If you don’t remember the Play-Doh Fuzzy-Pumper Barber Shop toy, basically it involved a "chair" that
Big Jim and the Big Jim Camper
- The seventies were a time of war and war protest. Conscientious parents decided that they didn’t want to raise a generation of children geared toward violence. As a result, G.I. Joe fell out of favor.
As an alternative, Mattell launched the Big Jim line. Jim, you see, didn’t carry guns or fight in unwinnable wars in former French colonies. No, no. Jim spent his days working his muscles at, I can only assume, the Y.M.C.A. and trying on different colors of short-shorts.
Every Jim figure had a button on his back that, when pressed, allowed him to flex his arm and show off his bulging muscles to his friends, like Big Josh.
The most coveted item in the Big-Jim line was the Big-Jim Adventure Camper. Yes, with the Camper, Big Jim and Big Josh could get out in the wild together – just the two of them.
While in the woods, where they went together – alone, they could do all sorts of manly activities. Big Jim could go fishing, for instance. After he brought a couple of trout back to camp, Big Josh could cook a nice meal for the two of them. They could talk about nature while they ate, without their shirts on.

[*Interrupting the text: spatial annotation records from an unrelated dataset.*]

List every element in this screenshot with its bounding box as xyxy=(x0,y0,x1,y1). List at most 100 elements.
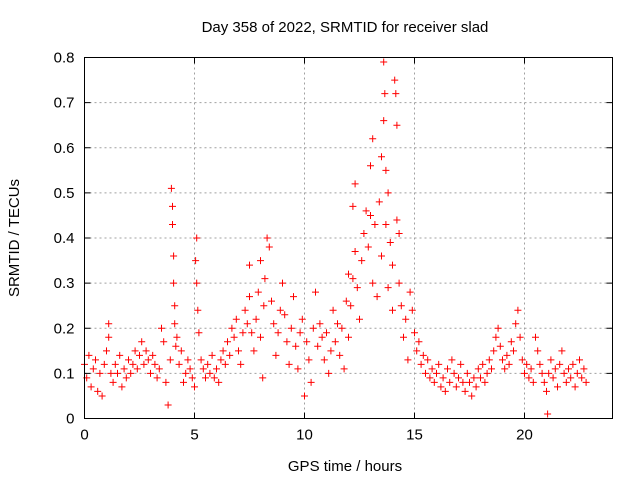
data-point xyxy=(567,374,575,382)
data-point xyxy=(193,234,201,242)
data-point xyxy=(263,234,271,242)
data-point xyxy=(452,383,460,391)
data-point xyxy=(422,369,429,377)
data-point xyxy=(199,365,207,373)
y-axis-label: SRMTID / TECUs xyxy=(6,179,23,297)
x-axis-label: GPS time / hours xyxy=(288,458,402,475)
data-point xyxy=(246,293,253,301)
data-point xyxy=(367,162,374,170)
data-point xyxy=(397,302,405,310)
x-tick-label: 0 xyxy=(80,427,88,444)
data-point xyxy=(329,306,337,314)
data-point xyxy=(392,90,400,98)
data-point xyxy=(298,315,306,323)
data-point xyxy=(492,333,500,341)
data-point xyxy=(194,306,202,314)
data-point xyxy=(334,320,341,328)
data-point xyxy=(305,356,313,364)
y-tick-label: 0.6 xyxy=(54,140,75,157)
data-point xyxy=(151,360,159,368)
data-point xyxy=(250,347,258,355)
data-point xyxy=(468,392,476,400)
data-point xyxy=(105,333,113,341)
data-point xyxy=(325,369,333,377)
data-point xyxy=(217,356,225,364)
data-point xyxy=(131,347,139,355)
data-point xyxy=(226,351,234,359)
data-point xyxy=(125,356,132,364)
data-point xyxy=(303,338,311,346)
data-point xyxy=(356,315,363,323)
data-point xyxy=(437,383,445,391)
data-point xyxy=(239,329,247,337)
data-point xyxy=(463,369,471,377)
data-point xyxy=(503,351,511,359)
axis-ticks: 0 0.1 0.2 0.3 0.4 0.5 0.6 0.7 0.8 0 5 10 15 20 xyxy=(54,50,613,444)
data-point xyxy=(408,306,416,314)
data-point xyxy=(433,369,440,377)
data-point xyxy=(411,329,418,337)
data-point xyxy=(347,302,355,310)
data-point xyxy=(369,135,377,143)
data-point xyxy=(221,360,229,368)
data-point xyxy=(538,369,546,377)
data-point xyxy=(345,270,352,278)
data-point xyxy=(127,369,135,377)
data-point xyxy=(525,374,533,382)
data-point xyxy=(171,320,179,328)
data-point xyxy=(580,365,588,373)
data-point xyxy=(314,342,322,350)
data-point xyxy=(158,324,165,332)
data-point xyxy=(514,306,522,314)
data-point xyxy=(571,383,579,391)
data-point xyxy=(182,369,190,377)
data-point xyxy=(380,117,388,125)
data-point xyxy=(166,356,174,364)
data-point xyxy=(455,374,462,382)
data-point xyxy=(466,378,473,386)
data-point xyxy=(340,365,348,373)
data-point xyxy=(389,306,396,314)
data-point xyxy=(444,365,451,373)
data-point xyxy=(164,401,172,409)
data-point xyxy=(283,338,291,346)
data-point xyxy=(470,374,478,382)
data-point xyxy=(549,374,557,382)
data-point xyxy=(378,252,385,260)
data-point xyxy=(477,374,484,382)
data-point xyxy=(202,374,209,382)
data-point xyxy=(349,202,357,210)
data-point xyxy=(536,360,544,368)
data-point xyxy=(430,378,438,386)
data-point xyxy=(85,351,93,359)
data-point xyxy=(488,365,495,373)
data-point xyxy=(197,356,205,364)
data-point xyxy=(103,347,110,355)
data-point xyxy=(369,279,377,287)
data-point xyxy=(98,392,106,400)
data-point xyxy=(441,387,449,395)
data-point xyxy=(342,297,350,305)
data-point xyxy=(301,392,308,400)
data-point xyxy=(384,284,392,292)
data-point xyxy=(382,166,390,174)
data-point xyxy=(501,365,509,373)
data-point xyxy=(111,360,119,368)
data-point xyxy=(569,360,577,368)
data-point xyxy=(169,220,176,228)
data-point xyxy=(268,297,275,305)
x-tick-label: 20 xyxy=(516,427,533,444)
data-point xyxy=(228,324,236,332)
data-point xyxy=(446,378,454,386)
data-point xyxy=(562,378,570,386)
data-point xyxy=(534,347,542,355)
data-point xyxy=(353,284,361,292)
data-point xyxy=(107,369,115,377)
data-point xyxy=(309,324,317,332)
data-point xyxy=(149,351,157,359)
data-point xyxy=(274,329,282,337)
data-point xyxy=(192,257,200,265)
data-point xyxy=(358,257,366,265)
data-point xyxy=(386,239,394,247)
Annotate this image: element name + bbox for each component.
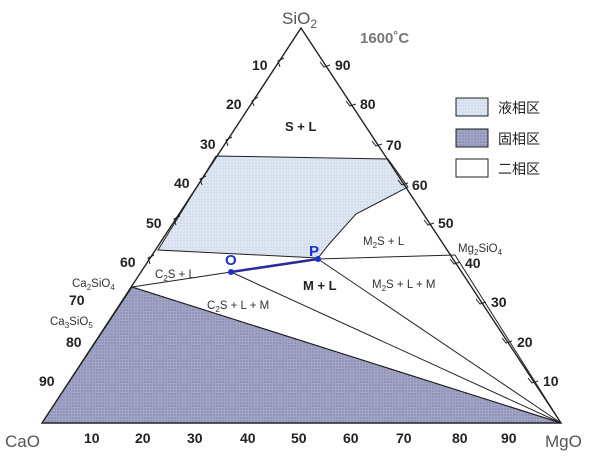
point-o-marker (228, 269, 234, 275)
bottom-tick-90: 90 (501, 430, 517, 446)
bottom-tick-40: 40 (240, 430, 256, 446)
legend-liquid-label: 液相区 (498, 101, 540, 117)
bottom-tick-30: 30 (187, 430, 203, 446)
left-tick-60: 60 (120, 254, 136, 270)
right-tick-80: 80 (360, 96, 376, 112)
right-tick-90: 90 (335, 57, 351, 73)
region-s-l-label: S + L (285, 119, 316, 134)
right-tick-70: 70 (386, 137, 402, 153)
bottom-tick-70: 70 (396, 430, 412, 446)
vertex-mgo-label: MgO (545, 432, 582, 451)
point-p-label: P (309, 243, 319, 260)
left-tick-10: 10 (252, 57, 268, 73)
left-tick-70: 70 (69, 292, 85, 308)
right-tick-20: 20 (517, 334, 533, 350)
right-edge-arrows (319, 61, 539, 384)
ca2sio4-mgo-line (131, 286, 562, 424)
legend-liquid-swatch (455, 97, 489, 117)
ca2sio4-o-line (131, 271, 232, 288)
right-tick-40: 40 (465, 255, 481, 271)
region-m2s-l-label: M2S + L (363, 236, 405, 250)
legend: 液相区 固相区 二相区 (455, 97, 540, 178)
ca2sio4-label: Ca2SiO4 (72, 278, 115, 292)
region-m2s-l-m-label: M2S + L + M (372, 279, 435, 293)
p-mg2sio4-line (317, 254, 456, 260)
legend-two-phase-label: 二相区 (498, 162, 540, 178)
left-tick-30: 30 (200, 136, 216, 152)
bottom-tick-60: 60 (343, 430, 359, 446)
right-axis-ticks: 90 80 70 60 50 40 30 20 10 (335, 57, 559, 389)
bottom-tick-10: 10 (84, 430, 100, 446)
p-mgo-line (317, 258, 562, 424)
left-edge-arrows (147, 57, 285, 265)
bottom-tick-50: 50 (291, 430, 307, 446)
o-mgo-line (230, 271, 562, 424)
left-tick-20: 20 (226, 96, 242, 112)
left-axis-ticks: 10 20 30 40 50 60 70 80 90 (39, 57, 268, 389)
left-tick-40: 40 (174, 175, 190, 191)
legend-solid-label: 固相区 (498, 132, 540, 148)
mg2sio4-label: Mg2SiO4 (458, 243, 503, 257)
point-p-marker (315, 256, 321, 262)
left-tick-50: 50 (146, 215, 162, 231)
liquid-region (157, 155, 409, 259)
left-tick-80: 80 (66, 334, 82, 350)
vertex-cao-label: CaO (5, 432, 40, 451)
point-o-label: O (225, 252, 237, 269)
left-tick-90: 90 (39, 373, 55, 389)
region-m-l-label: M + L (303, 278, 337, 293)
bottom-axis-ticks: 10 20 30 40 50 60 70 80 90 (84, 430, 517, 446)
region-c2s-l-label: C2S + L (155, 269, 196, 283)
right-tick-50: 50 (438, 215, 454, 231)
bottom-tick-20: 20 (135, 430, 151, 446)
o-p-line (230, 257, 319, 274)
right-tick-60: 60 (412, 177, 428, 193)
boundary-lines (131, 254, 562, 424)
solid-region (41, 286, 562, 424)
bottom-tick-80: 80 (452, 430, 468, 446)
triangle-outline (40, 26, 563, 424)
ca3sio5-label: Ca3SiO5 (50, 316, 93, 330)
vertex-sio2-label: SiO2 (282, 9, 317, 31)
region-c2s-l-m-label: C2S + L + M (207, 300, 269, 314)
right-tick-10: 10 (543, 373, 559, 389)
legend-solid-swatch (455, 128, 489, 148)
temperature-label: 1600˚C (360, 30, 409, 47)
right-tick-30: 30 (491, 294, 507, 310)
legend-two-phase-swatch (455, 158, 489, 178)
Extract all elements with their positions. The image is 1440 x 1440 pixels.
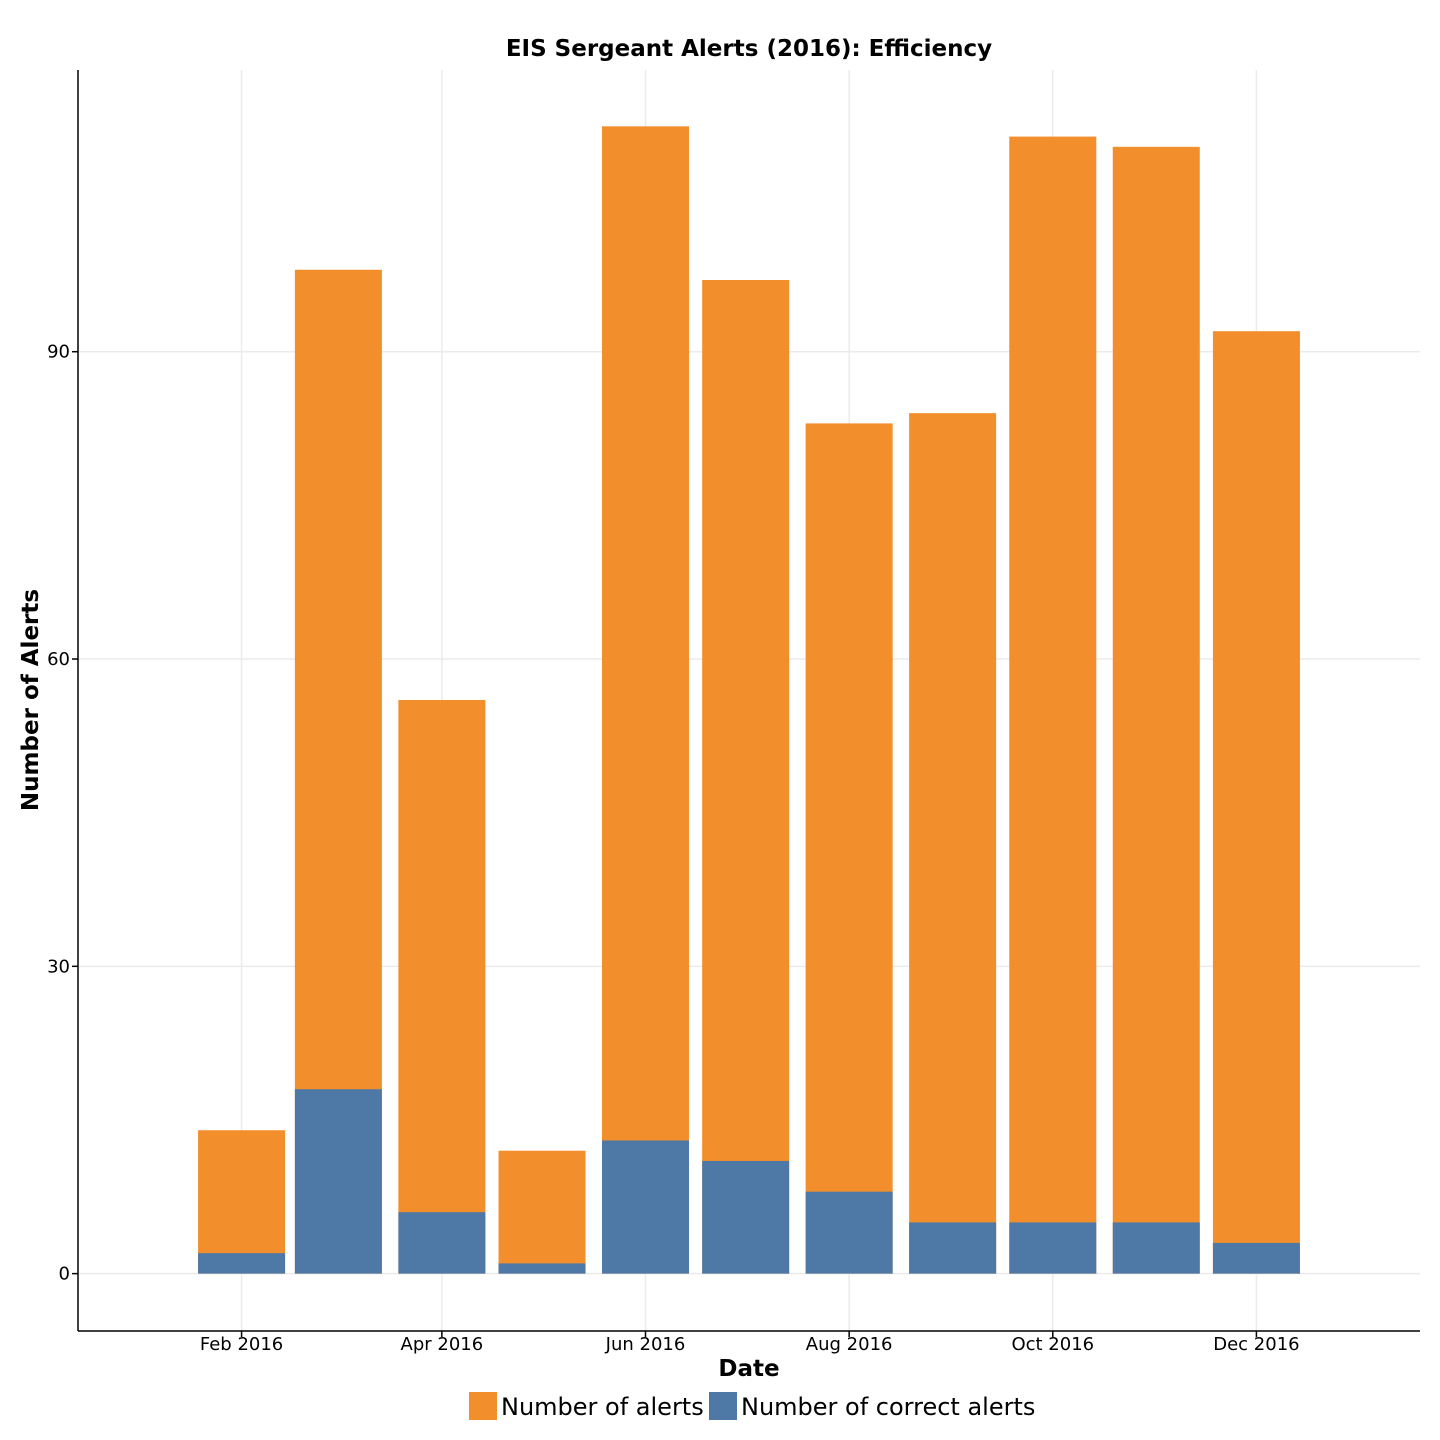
x-tick-label: Jun 2016 [605, 1334, 686, 1355]
bar-number-of-alerts [398, 699, 486, 1274]
x-axis-label: Date [718, 1356, 779, 1382]
bar-number-of-alerts [198, 1130, 286, 1274]
bar-number-of-alerts [1112, 146, 1200, 1274]
x-tick-label: Feb 2016 [200, 1334, 283, 1355]
y-tick-label: 60 [47, 649, 70, 670]
y-tick-label: 90 [47, 342, 70, 363]
bar-number-of-correct-alerts [294, 1089, 382, 1274]
legend: Number of alerts Number of correct alerts [469, 1392, 1035, 1421]
chart-title: EIS Sergeant Alerts (2016): Efficiency [506, 36, 992, 62]
y-tick-label: 0 [59, 1264, 70, 1285]
bar-number-of-correct-alerts [398, 1212, 486, 1274]
bar-number-of-correct-alerts [702, 1160, 790, 1274]
legend-label: Number of correct alerts [741, 1393, 1035, 1421]
bar-number-of-correct-alerts [1212, 1242, 1300, 1274]
bar-number-of-correct-alerts [602, 1140, 690, 1274]
bar-number-of-alerts [805, 423, 893, 1274]
x-tick-label: Apr 2016 [401, 1334, 484, 1355]
y-tick-label: 30 [47, 956, 70, 977]
bar-number-of-correct-alerts [1112, 1222, 1200, 1274]
x-tick-label: Aug 2016 [806, 1334, 893, 1355]
y-axis-label: Number of Alerts [18, 589, 44, 811]
bar-number-of-alerts [602, 126, 690, 1274]
legend-swatch [469, 1392, 497, 1420]
x-tick-label: Dec 2016 [1213, 1334, 1299, 1355]
bar-number-of-correct-alerts [909, 1222, 997, 1274]
axes: 0 30 60 90 Feb 2016 Apr 2016 Jun 2016 Aug 2016 O… [47, 70, 1420, 1355]
bar-number-of-alerts [1212, 331, 1300, 1274]
legend-label: Number of alerts [501, 1393, 704, 1421]
legend-swatch [709, 1392, 737, 1420]
bar-number-of-alerts [702, 279, 790, 1274]
bar-number-of-alerts [498, 1150, 586, 1274]
bar-number-of-alerts [909, 413, 997, 1274]
bar-number-of-correct-alerts [1009, 1222, 1097, 1274]
bars [198, 126, 1300, 1274]
bar-number-of-correct-alerts [198, 1253, 286, 1274]
bar-number-of-correct-alerts [498, 1263, 586, 1274]
bar-number-of-correct-alerts [805, 1191, 893, 1274]
bar-number-of-alerts [1009, 136, 1097, 1274]
x-tick-label: Oct 2016 [1011, 1334, 1094, 1355]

Afterwards, they could go swimming together. Heck – Given that there weren’t any girls around (actually, there weren't any women in the entire Big Jim universe), Big Jim and Big Josh wouldn’t need to wear swimming trunks. It was just a couple of guys – you know, doing guy things together – alone – in the woods – and naked.
Well, you get the general idea why I wanted the Big Jim Camper. Sigh – So young, yet so pervvy.